The function returns the mixing probabilities |aS| which is of the same
dimension as the inputs |N|, |C|, and |W|.
%}
function aS = mixingProbabilities(N, C, W, vS)
%{
The function will solve
(\ref{eq:indifference1}) for $a_S$ using \textsc{Matlab's} |roots| function.
For the |roots| function to work, we need to transform
(\ref{eq:indifference1}) into polynomial form, which is given by
\begin{equation}
\sum_{n'=0}^{n_E-1}
\underbrace{\left[\sum_{i=0}^{n'} \underbrace{ \underbrace{(-1)^{n'-i}}_{\textbf{signCoef}}
\underbrace{\frac{(n_E-1)!}{i!(n_E-1-n')!(n'-i)!}}_{\textbf{nCk}}
\underbrace{\left(-\exp(w) + v_S(i + 1,c)
\right)}_{\textbf{continuationValue}}}_{\textbf{matCoef}}\right]}_{\textbf{vecCoef}} a_S^{n'} =0,
\end{equation}
where the relevant \textsc{Matlab} variables are marked in bold font.
We allocate a vector of NaNs with the survival strategies that will
subsequently be filled and then loop over each element in |N|.
%}
aS = NaN(size(N));
for iX = 1:length(N)
% Store the post-entry number of active firms in a scalar |nE|. Allocate
% the matrix |matCoef| to store the coefficients of the polynomial above.

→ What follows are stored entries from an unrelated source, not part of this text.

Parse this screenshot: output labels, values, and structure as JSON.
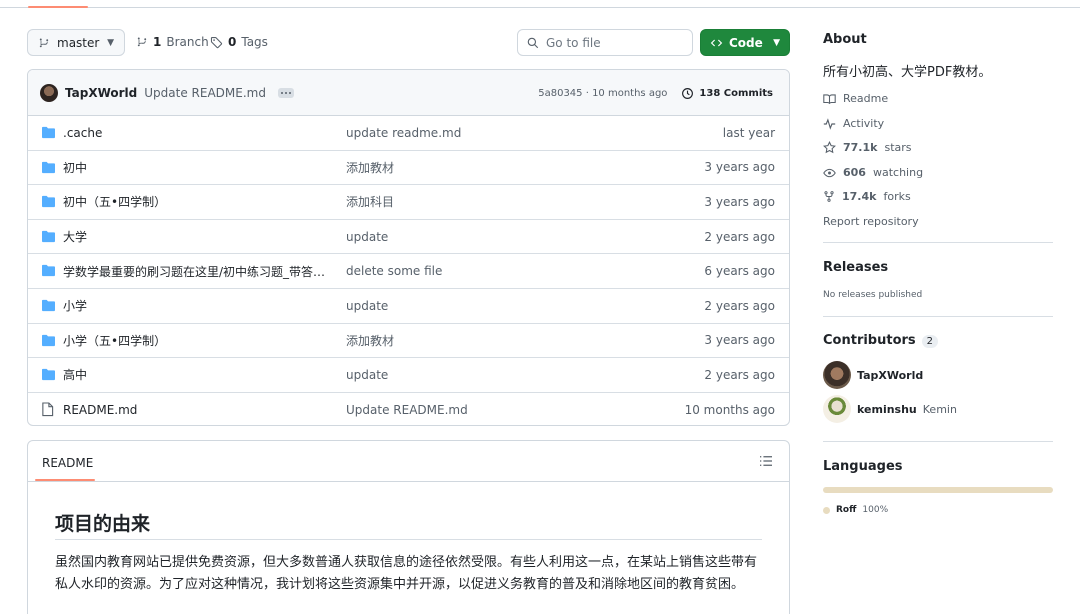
{
  "toolbar": {
    "branch": "master",
    "branches_count": "1",
    "branches_label": "Branch",
    "tags_count": "0",
    "tags_label": "Tags",
    "goto_placeholder": "Go to file",
    "code_label": "Code"
  },
  "latest_commit": {
    "author": "TapXWorld",
    "message": "Update README.md",
    "hash_time": "5a80345 · 10 months ago",
    "commits_label": "138 Commits"
  },
  "files": [
    {
      "type": "folder",
      "name": ".cache",
      "message": "update readme.md",
      "date": "last year"
    },
    {
      "type": "folder",
      "name": "初中",
      "message": "添加教材",
      "date": "3 years ago"
    },
    {
      "type": "folder",
      "name": "初中（五•四学制）",
      "message": "添加科目",
      "date": "3 years ago"
    },
    {
      "type": "folder",
      "name": "大学",
      "message": "update",
      "date": "2 years ago"
    },
    {
      "type": "folder",
      "name": "学数学最重要的刷习题在这里/初中练习题_带答…",
      "message": "delete some file",
      "date": "6 years ago"
    },
    {
      "type": "folder",
      "name": "小学",
      "message": "update",
      "date": "2 years ago"
    },
    {
      "type": "folder",
      "name": "小学（五•四学制）",
      "message": "添加教材",
      "date": "3 years ago"
    },
    {
      "type": "folder",
      "name": "高中",
      "message": "update",
      "date": "2 years ago"
    },
    {
      "type": "file",
      "name": "README.md",
      "message": "Update README.md",
      "date": "10 months ago"
    }
  ],
  "readme": {
    "tab_label": "README",
    "heading": "项目的由来",
    "paragraph": "虽然国内教育网站已提供免费资源，但大多数普通人获取信息的途径依然受限。有些人利用这一点，在某站上销售这些带有私人水印的资源。为了应对这种情况，我计划将这些资源集中并开源，以促进义务教育的普及和消除地区间的教育贫困。"
  },
  "about": {
    "title": "About",
    "description": "所有小初高、大学PDF教材。",
    "readme_label": "Readme",
    "activity_label": "Activity",
    "stars_count": "77.1k",
    "stars_label": "stars",
    "watching_count": "606",
    "watching_label": "watching",
    "forks_count": "17.4k",
    "forks_label": "forks",
    "report_label": "Report repository"
  },
  "releases": {
    "title": "Releases",
    "note": "No releases published"
  },
  "contributors": {
    "title": "Contributors",
    "count": "2",
    "people": [
      {
        "login": "TapXWorld",
        "name": ""
      },
      {
        "login": "keminshu",
        "name": "Kemin"
      }
    ]
  },
  "languages": {
    "title": "Languages",
    "items": [
      {
        "name": "Roff",
        "percent": "100%",
        "color": "#e8dcc0",
        "fraction": 1.0
      }
    ]
  }
}
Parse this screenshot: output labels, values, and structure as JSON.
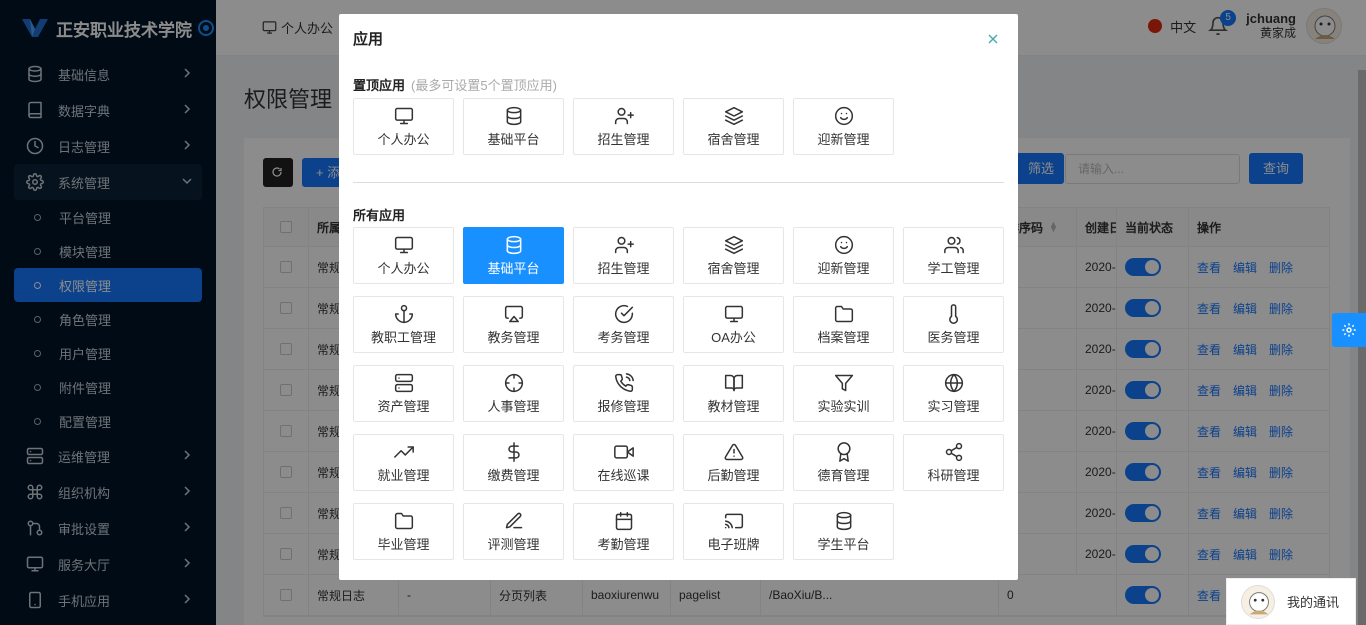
{
  "app": {
    "title": "正安职业技术学院"
  },
  "sidebar": {
    "items": [
      {
        "label": "基础信息",
        "icon": "database-icon"
      },
      {
        "label": "数据字典",
        "icon": "book-icon"
      },
      {
        "label": "日志管理",
        "icon": "clock-icon"
      },
      {
        "label": "系统管理",
        "icon": "gear-icon",
        "open": true
      }
    ],
    "sub_items": [
      {
        "label": "平台管理"
      },
      {
        "label": "模块管理"
      },
      {
        "label": "权限管理",
        "active": true
      },
      {
        "label": "角色管理"
      },
      {
        "label": "用户管理"
      },
      {
        "label": "附件管理"
      },
      {
        "label": "配置管理"
      }
    ],
    "items_after": [
      {
        "label": "运维管理",
        "icon": "server-icon"
      },
      {
        "label": "组织机构",
        "icon": "command-icon"
      },
      {
        "label": "审批设置",
        "icon": "approval-icon"
      },
      {
        "label": "服务大厅",
        "icon": "monitor-icon"
      },
      {
        "label": "手机应用",
        "icon": "mobile-icon"
      }
    ]
  },
  "header": {
    "tab_label": "个人办公",
    "lang": "中文",
    "notifications": "5",
    "username": "jchuang",
    "display_name": "黄家成"
  },
  "page": {
    "title": "权限管理",
    "add_label": "+ 添",
    "filter_label": "筛选",
    "search_placeholder": "请输入...",
    "query_label": "查询",
    "columns": {
      "c1": "所属",
      "c2": "排序码",
      "c3": "创建日",
      "c4": "当前状态",
      "c5": "操作"
    },
    "rows": [
      {
        "c1": "常规",
        "date": "2020-"
      },
      {
        "c1": "常规",
        "date": "2020-"
      },
      {
        "c1": "常规",
        "date": "2020-"
      },
      {
        "c1": "常规",
        "date": "2020-"
      },
      {
        "c1": "常规",
        "date": "2020-"
      },
      {
        "c1": "常规",
        "date": "2020-"
      },
      {
        "c1": "常规",
        "date": "2020-"
      },
      {
        "c1": "常规",
        "date": "2020-"
      }
    ],
    "last_row": {
      "c1": "常规日志",
      "c2": "-",
      "c3": "分页列表",
      "c4": "baoxiurenwu",
      "c5": "pagelist",
      "c6": "/BaoXiu/B...",
      "c7": "0",
      "date": ""
    },
    "ops": {
      "view": "查看",
      "edit": "编辑",
      "delete": "删除"
    }
  },
  "modal": {
    "title": "应用",
    "pinned_title": "置顶应用",
    "pinned_hint": "(最多可设置5个置顶应用)",
    "all_title": "所有应用",
    "pinned": [
      {
        "label": "个人办公",
        "icon": "monitor-icon"
      },
      {
        "label": "基础平台",
        "icon": "database-icon"
      },
      {
        "label": "招生管理",
        "icon": "user-plus-icon"
      },
      {
        "label": "宿舍管理",
        "icon": "layers-icon"
      },
      {
        "label": "迎新管理",
        "icon": "smile-icon"
      }
    ],
    "apps": [
      {
        "label": "个人办公",
        "icon": "monitor-icon"
      },
      {
        "label": "基础平台",
        "icon": "database-icon",
        "active": true
      },
      {
        "label": "招生管理",
        "icon": "user-plus-icon"
      },
      {
        "label": "宿舍管理",
        "icon": "layers-icon"
      },
      {
        "label": "迎新管理",
        "icon": "smile-icon"
      },
      {
        "label": "学工管理",
        "icon": "users-icon"
      },
      {
        "label": "教职工管理",
        "icon": "anchor-icon"
      },
      {
        "label": "教务管理",
        "icon": "airplay-icon"
      },
      {
        "label": "考务管理",
        "icon": "check-circle-icon"
      },
      {
        "label": "OA办公",
        "icon": "monitor-icon"
      },
      {
        "label": "档案管理",
        "icon": "folder-icon"
      },
      {
        "label": "医务管理",
        "icon": "thermometer-icon"
      },
      {
        "label": "资产管理",
        "icon": "server-icon"
      },
      {
        "label": "人事管理",
        "icon": "crosshair-icon"
      },
      {
        "label": "报修管理",
        "icon": "phone-call-icon"
      },
      {
        "label": "教材管理",
        "icon": "book-open-icon"
      },
      {
        "label": "实验实训",
        "icon": "filter-icon"
      },
      {
        "label": "实习管理",
        "icon": "globe-icon"
      },
      {
        "label": "就业管理",
        "icon": "trending-up-icon"
      },
      {
        "label": "缴费管理",
        "icon": "dollar-icon"
      },
      {
        "label": "在线巡课",
        "icon": "video-icon"
      },
      {
        "label": "后勤管理",
        "icon": "alert-triangle-icon"
      },
      {
        "label": "德育管理",
        "icon": "award-icon"
      },
      {
        "label": "科研管理",
        "icon": "share-icon"
      },
      {
        "label": "毕业管理",
        "icon": "folder-icon"
      },
      {
        "label": "评测管理",
        "icon": "pen-icon"
      },
      {
        "label": "考勤管理",
        "icon": "calendar-icon"
      },
      {
        "label": "电子班牌",
        "icon": "cast-icon"
      },
      {
        "label": "学生平台",
        "icon": "database-icon"
      }
    ]
  },
  "chat": {
    "label": "我的通讯"
  },
  "colors": {
    "primary": "#1677ff",
    "sidebar": "#001529"
  }
}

% Then assemble the coefficients by looping from |nE-1| to |0|.
nE = N(iX);
matCoef = zeros(nE);
for jX = (nE - 1):-1:0
signCoef = (-1) .^ (jX - (0:jX));
nCk = factorial(nE - 1) / factorial(nE - 1 - jX) ./ (factorial(0:jX) .* factorial(jX - (0:jX)));
continuationValue = (-exp(W(iX)) + vS(1:(jX + 1), C(iX)))';
matCoef(nE - jX, 1:(jX + 1)) = signCoef .* nCk .* continuationValue;
end
vecCoef = sum(matCoef, 2);
% We then compute the candidate values for the mixing probabilities using
% |roots|, and nullify (|[]|) all values that are smaller than 0 or larger than 1.
% When the only root is really close to 0 or to 1, \textsc{Matlab} may
% return a couple of undesired complex roots as a bonus. We nullify these candidates as well.
% Finally, we pick the remaining root (which we know exists and is unique).
mixprobcand = roots(vecCoef);
mixprobcand(mixprobcand<0 | mixprobcand>1) = [];
mixprobcand(real(mixprobcand) ~= mixprobcand) = [];
if(length(mixprobcand) ~= 1)
error('The number of roots between 0 and 1 is not equal to 1.');
end
aS(iX) = mixprobcand;
end
% This concludes |mixingProbabilities|.
end